Enable with CELLSTATE_METRICS_ENABLED=true. Metrics are exposed at GET /metrics.

Optionally protect with CELLSTATE_METRICS_AUTH_TOKEN=your-token (requires Authorization: Bearer your-token).

OTLP Traces

Set CELLSTATE_OTLP_ENDPOINT to export traces via OpenTelemetry Protocol (e.g., to Jaeger, Grafana Tempo, or Honeycomb).

Health Endpoints

EndpointAuthPurpose
GET /health/pingNoneLiveness probe
GET /health/liveNoneProcess alive check
GET /health/readyOptionalReadiness probe (database + job health with credentials)

PostgreSQL Setup

CellState requires PostgreSQL 18 with the pgvector extension.

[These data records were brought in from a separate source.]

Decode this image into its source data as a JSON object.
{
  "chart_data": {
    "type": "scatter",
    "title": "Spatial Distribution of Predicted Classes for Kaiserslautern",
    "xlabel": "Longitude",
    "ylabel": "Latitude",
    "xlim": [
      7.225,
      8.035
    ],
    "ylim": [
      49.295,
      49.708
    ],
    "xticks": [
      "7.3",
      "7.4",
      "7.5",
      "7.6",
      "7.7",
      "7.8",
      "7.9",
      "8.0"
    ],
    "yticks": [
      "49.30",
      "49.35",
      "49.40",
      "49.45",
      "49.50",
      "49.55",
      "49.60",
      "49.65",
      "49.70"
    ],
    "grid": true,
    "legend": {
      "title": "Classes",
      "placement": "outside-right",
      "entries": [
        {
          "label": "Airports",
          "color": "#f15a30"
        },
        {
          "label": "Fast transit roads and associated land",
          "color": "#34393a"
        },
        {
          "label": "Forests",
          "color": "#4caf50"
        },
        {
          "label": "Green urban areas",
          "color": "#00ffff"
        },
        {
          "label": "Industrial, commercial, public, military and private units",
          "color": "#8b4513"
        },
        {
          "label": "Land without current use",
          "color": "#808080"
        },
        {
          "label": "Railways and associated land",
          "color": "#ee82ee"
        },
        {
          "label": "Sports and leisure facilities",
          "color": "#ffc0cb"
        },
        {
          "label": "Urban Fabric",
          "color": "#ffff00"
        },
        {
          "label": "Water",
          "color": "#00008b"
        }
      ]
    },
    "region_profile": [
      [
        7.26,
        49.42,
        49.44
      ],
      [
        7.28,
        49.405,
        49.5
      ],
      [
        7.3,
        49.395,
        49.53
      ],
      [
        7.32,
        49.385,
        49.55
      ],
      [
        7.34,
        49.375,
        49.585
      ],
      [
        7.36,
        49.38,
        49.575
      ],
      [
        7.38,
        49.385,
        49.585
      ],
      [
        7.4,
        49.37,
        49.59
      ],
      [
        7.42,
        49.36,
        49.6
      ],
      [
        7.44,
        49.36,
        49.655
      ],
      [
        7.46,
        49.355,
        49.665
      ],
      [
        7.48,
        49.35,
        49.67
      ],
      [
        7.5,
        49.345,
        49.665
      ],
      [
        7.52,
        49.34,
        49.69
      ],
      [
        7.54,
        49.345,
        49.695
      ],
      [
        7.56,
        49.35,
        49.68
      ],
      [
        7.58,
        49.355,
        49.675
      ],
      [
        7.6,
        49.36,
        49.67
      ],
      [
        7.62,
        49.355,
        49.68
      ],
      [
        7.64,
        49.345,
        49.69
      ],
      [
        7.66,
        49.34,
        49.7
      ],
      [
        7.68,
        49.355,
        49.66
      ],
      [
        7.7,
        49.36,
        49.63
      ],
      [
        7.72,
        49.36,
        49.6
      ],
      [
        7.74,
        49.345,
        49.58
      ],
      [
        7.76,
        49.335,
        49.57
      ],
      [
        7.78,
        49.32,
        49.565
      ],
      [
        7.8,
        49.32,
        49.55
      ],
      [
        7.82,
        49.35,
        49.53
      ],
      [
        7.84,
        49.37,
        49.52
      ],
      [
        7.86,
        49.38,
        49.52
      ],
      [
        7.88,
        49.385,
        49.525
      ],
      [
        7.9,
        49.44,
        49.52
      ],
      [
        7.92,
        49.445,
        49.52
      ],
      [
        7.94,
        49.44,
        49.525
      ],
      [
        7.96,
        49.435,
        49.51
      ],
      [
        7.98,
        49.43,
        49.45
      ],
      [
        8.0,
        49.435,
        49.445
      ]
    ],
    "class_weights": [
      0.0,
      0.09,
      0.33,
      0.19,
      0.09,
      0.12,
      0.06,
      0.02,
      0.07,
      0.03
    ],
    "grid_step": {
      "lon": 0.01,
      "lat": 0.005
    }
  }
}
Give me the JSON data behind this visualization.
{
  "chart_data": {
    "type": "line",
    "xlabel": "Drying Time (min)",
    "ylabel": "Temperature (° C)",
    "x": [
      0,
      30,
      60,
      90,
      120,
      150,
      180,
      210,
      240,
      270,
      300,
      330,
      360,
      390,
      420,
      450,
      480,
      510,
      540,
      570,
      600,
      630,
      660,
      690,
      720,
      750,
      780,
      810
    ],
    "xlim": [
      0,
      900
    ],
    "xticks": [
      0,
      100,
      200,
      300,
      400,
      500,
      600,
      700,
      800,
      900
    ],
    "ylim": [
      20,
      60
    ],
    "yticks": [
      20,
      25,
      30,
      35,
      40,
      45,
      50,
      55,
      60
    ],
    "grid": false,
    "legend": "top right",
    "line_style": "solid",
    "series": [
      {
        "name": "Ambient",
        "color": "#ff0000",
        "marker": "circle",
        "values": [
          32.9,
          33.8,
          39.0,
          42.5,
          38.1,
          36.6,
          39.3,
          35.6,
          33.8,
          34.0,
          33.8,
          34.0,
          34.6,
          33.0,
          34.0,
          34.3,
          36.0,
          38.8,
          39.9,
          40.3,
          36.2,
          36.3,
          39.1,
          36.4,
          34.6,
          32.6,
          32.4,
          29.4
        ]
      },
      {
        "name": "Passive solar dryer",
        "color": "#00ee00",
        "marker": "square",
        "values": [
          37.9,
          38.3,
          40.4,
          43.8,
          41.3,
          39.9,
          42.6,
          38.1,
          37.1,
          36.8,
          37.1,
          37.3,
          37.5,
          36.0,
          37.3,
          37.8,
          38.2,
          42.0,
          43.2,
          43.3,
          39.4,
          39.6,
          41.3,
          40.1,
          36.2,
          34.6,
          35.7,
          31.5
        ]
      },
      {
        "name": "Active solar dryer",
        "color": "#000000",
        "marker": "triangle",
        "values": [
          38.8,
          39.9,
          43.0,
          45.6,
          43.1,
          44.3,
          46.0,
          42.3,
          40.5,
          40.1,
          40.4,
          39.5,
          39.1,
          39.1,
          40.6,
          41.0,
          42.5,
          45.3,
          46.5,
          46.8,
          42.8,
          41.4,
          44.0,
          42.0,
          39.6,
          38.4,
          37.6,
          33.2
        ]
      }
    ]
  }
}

# Install pgvector (Ubuntu/Debian)
sudo apt install postgresql-18-pgvector

# Create database and user
sudo -u postgres createuser cellstate
sudo -u postgres createdb -O cellstate cellstate
sudo -u postgres psql -d cellstate -c "CREATE EXTENSION IF NOT EXISTS vector;"

# Apply schema and migrations
make db-migrate

Backups

The Linode deployment example includes a WAL backup script at examples/deploy/linode/pg-backup.sh for streaming backups to Object Storage.

Troubleshooting

Server won’t start: “PCP config load failed” Run make db-migrate to initialize the schema and seed the config table.

“pgvector extension not found” Install postgresql-18-pgvector and run CREATE EXTENSION vector in the cellstate database.

Cache errors on startup Ensure the CELLSTATE_CACHE_PATH directory exists and is writable. Default is /tmp/cellstate-cache.

Multi-instance cache drift Enable CELLSTATE_EXPECT_MULTI_INSTANCE=true and ensure CELLSTATE_PG_JOURNAL_POLLER_DISABLED is not set. The PG change journal poller provides ~2s staleness for cross-instance cache invalidation.